Saturday, May 28, 2011

Indy at 100

I haven't posted for a while, but couldn't let Memorial Day weekend go by without noting the centennial of the Indianapolis 500. Sport is a highly ritualized activity, where participants and audiences often share a strong consciousness of the lineage and history of what they're doing (in recent years I've gotten tired of hearing the phrase "storied franchise" used in describing one sports team or another, but it does capture that sense of heritage that surrounds so many sports organizations and venues, particularly in an era of increased interest in vintage and retro sports of all kinds). Unlike a lot of heritage activities, there's no distinct break between past and present in sport (except in the cases of defunct franchises, like this one). And car culture, of course, is anything but past. So sport involving cars is a great way to get a sense of how contemporary car afficianados are thinking about the automobile's past.

As I noted in a previous post, they're definitely doing that in a celebratory rather than a questioning way, reinforcing the notion of "heritage" as a realm where it's difficult to bust anyone out of the mindset that accepts the present as a natural extension of a progressive past. With events like the Indy 500 centennial, it's all about veneration of past heroes, participation in folk traditions, and communion with places that have acquired the patina of legend (in addition to its enshrinement in commercial and popular culture, the Indianapolis Motor Speedway has the blessing of the National Park Service with its placement on the National Register for Historic Places in 1975 and the granting of National Historic Landmark status in 1987).
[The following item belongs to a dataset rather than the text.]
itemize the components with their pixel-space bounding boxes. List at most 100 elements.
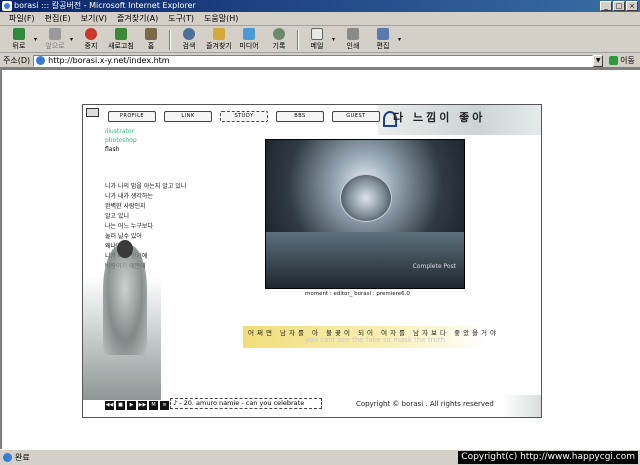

It's also about the commemoration of technological innovations, and not always high-tech ones. For example, the humble rear-view mirror made its first official appearance on the winning car at the 1911 Indy 500 (that's it on the right, at the famous Yard of Bricks that remains from the 1909 brick course). Driver Ray Harroun was unable to find a mechanic to ride along with him and perform the important job of letting him know who was behind him, so he supposedly borrowed the mirror idea from a horse-drawn vehicle he'd seen, although the notion already seems to have been in use by women drivers who used their hand-mirrors in a similar way. This cars-and-history project of mine has kicked up so many juicy metaphors and turns of phrase that I've come to resist all of them as clichéd (driven to the past, life in the past lane, you get the picture). But something about celebrating the hundredth anniversary of the rear-view mirror strikes me as particularly apt for thinking about how automobility's promise of charging forward into the future depends on a keen awareness of a past that's never quite as settled as we'd like to imagine it is.